Trends in ESG Deals Over the Past Few Years
Deal making had a rough year in 2020. The global pandemic shook economies around the world and made it harder for M&A transactions to occur with the lack of social interaction. As the tides turned, and society had widespread vaccine distribution, businesses wanted to pivot into a new direction. 2021 included a record-breaking year in deals which included many megadeals. Spinning out from the pandemic, the biggest trend in M&A was healthcare, followed by the megatrend in technology, and finally financial services.
Before the pandemic, deal-makers considered ESG factors in their deals, but they did not find it to be important. That is because there is no standard framework to disclose ESG factors. Another issue is that ESG rating is only based on the values that the company puts forward. A company can only talk about their impact on climate change, but will have a bad score because they did not state their overall values. This leads to greenwashing, where a company markets themselves as an ESG focused company, but does not take any initiatives.
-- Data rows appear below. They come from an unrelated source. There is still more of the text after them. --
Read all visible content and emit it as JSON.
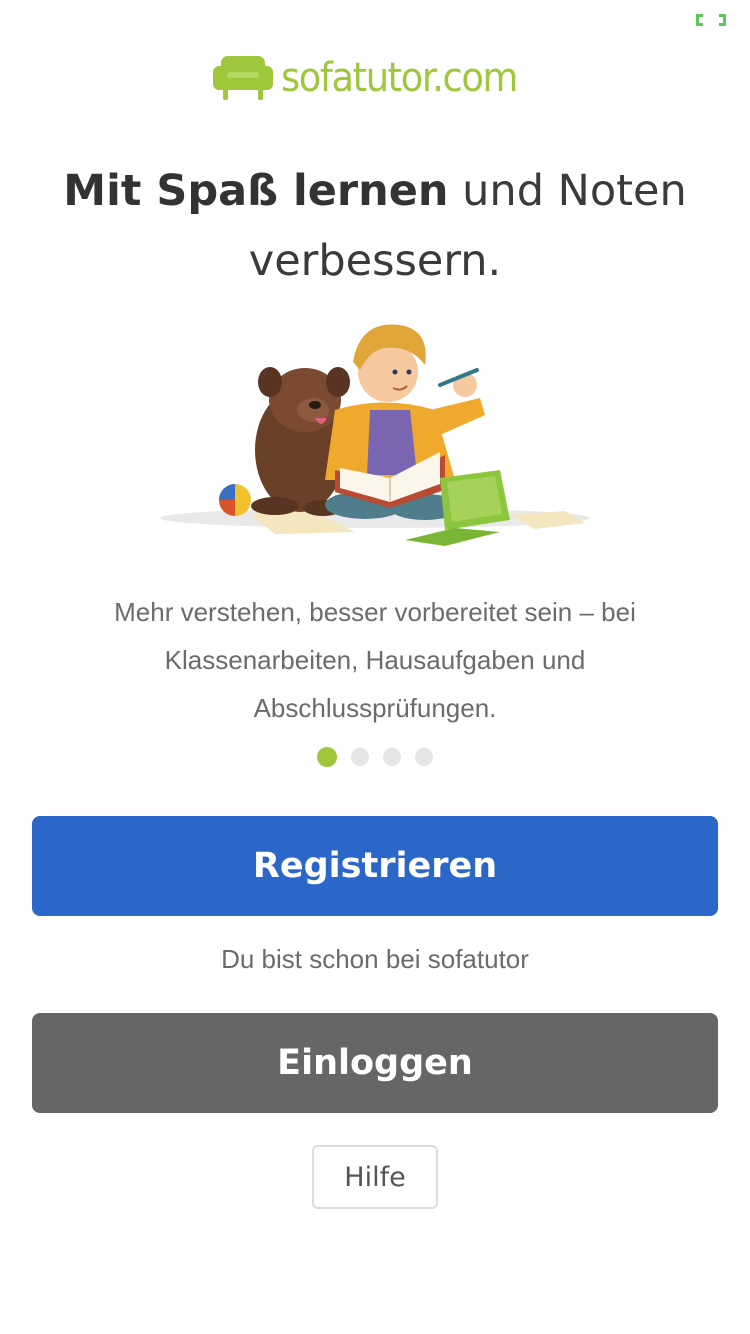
{
  "brand": {
    "name": "sofatutor.com",
    "color": "#9ec73c",
    "logo_icon": "sofa-icon"
  },
  "headline": {
    "bold": "Mit Spaß lernen",
    "regular": " und Noten verbessern."
  },
  "illustration": {
    "icon": "boy-with-dog-illustration"
  },
  "description": "Mehr verstehen, besser vorbereitet sein – bei Klassenarbeiten, Hausaufgaben und Abschlussprüfungen.",
  "pager": {
    "total": 4,
    "active_index": 0,
    "active_color": "#9ec73c",
    "inactive_color": "#e6e6e6"
  },
  "actions": {
    "register_label": "Registrieren",
    "register_color": "#2a67c9",
    "already_text": "Du bist schon bei sofatutor",
    "login_label": "Einloggen",
    "login_color": "#666666",
    "help_label": "Hilfe"
  },
  "status": {
    "icon": "expand-icon",
    "color": "#5cc85a"
  }
}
Savvy investors aren’t the only one taking notice, the SEC is looking to build a standard framework for regulation to give a better understanding for company’s how to disclose their ESG factors.
Current Situation
Covid-19 was what some say a ‘black elephant’ event, which is a mix between a black swan event that was lurking over society like an elephant in a room. Global society showed its resilience in order to recover from the pandemic and deals were made to better improve our health-care system. Climate change has been a macrotrend that has been glooming over society’s head for quite some time now.
After showing great resilience through the pandemic, it is time to take action to prevent another ‘black elephant’ event where Earth’s atmospheric temperature is consistently rising by 2 degrees year-over-year. ESG deals have doubled since the pandemic which is the tailwind of a megatrend that is only just beginning.
Executives have already started to see returns from their deals with ESG focused companies. This is what Julie Haeflinger from Baker Tilly had to say about ESG focus in M&A,
“Not only are dealmakers focusing on ESG in record levels, but daylight is emerging in the returns of a target with a strong ESG record and one with only mediocre performance. Investors report that ESG investment strategies deliver improved returns and dealmakers say investor pressure is growing. In an increasingly competitive landscape, smart dealmakers are using ESG as a lever to build value and expedite returns.”
Julie Haeflinger, Corporate Finance lead, Baker Tilly
This is evidence that ESG factors in a company can help build or destroy value. Companies who take initiatives to change their values to focus on climate change and diversity within their workforce, will impose less risk for investors. This in itself will drive demand in deals that are focused on ESG.Regulators and policymakers have already begun to incentivize deals that are focused on ESG.
The Joe Biden administration created the build-back-better (BBB) act that will help develop clean energy sources and help slow down climate change. The renewable energy and climate change markets are going to see a boom from the BBB act. This will force companies to innovate their technology, operate in a more efficient manner, and provide a lower cost-of-capital to their investors.
2022 and Beyond
Let’s just say that 2022 is going to be a great year for ESG-focused deal-making. Pitchbook predicted that 2022 would be the year of ESG deals. As the regulatory framework gets put into place and policymakers continue to push the “Green New Deal,” society will conform to the megatrend that is just starting.
This is going to be comparable to the multi-decade megatrend that was technology. What was once considered a façade in society, has now cemented itself in our daily lives. Deal-makers and corporations must work together to mitigate the risks that companies have with ESG factors. Companies are challenged to reduce their carbon footprint or to find ways to have underrepresented groups of people within upper level management.
The social credit that is ESG is going to drive exceptional value for companies that put their best foot forward and will create great returns to their stakeholders.
Deals That Reshaped The Industry
- In July, 2021, Shell, a subsidiary of Royal Dutch Shell plc, reached an agreement with ConocoPhillips, to sell their oil and gas production in the Permian Basin for $9.5B cash. This showed that Royal Dutch Shell plc was making an effort to reduce its carbon footprint and make ESG a big factor within the oil industry.
- Also in July of last year, Blackstone acquired Sphera Solutions for $1.4B. Sphera solutions is a leading provider of ESG data, software solutions, and consulting services around the world. This deal is a remarkable opportunity to standardize the due diligence process in deal-makings that has been so disconnected before.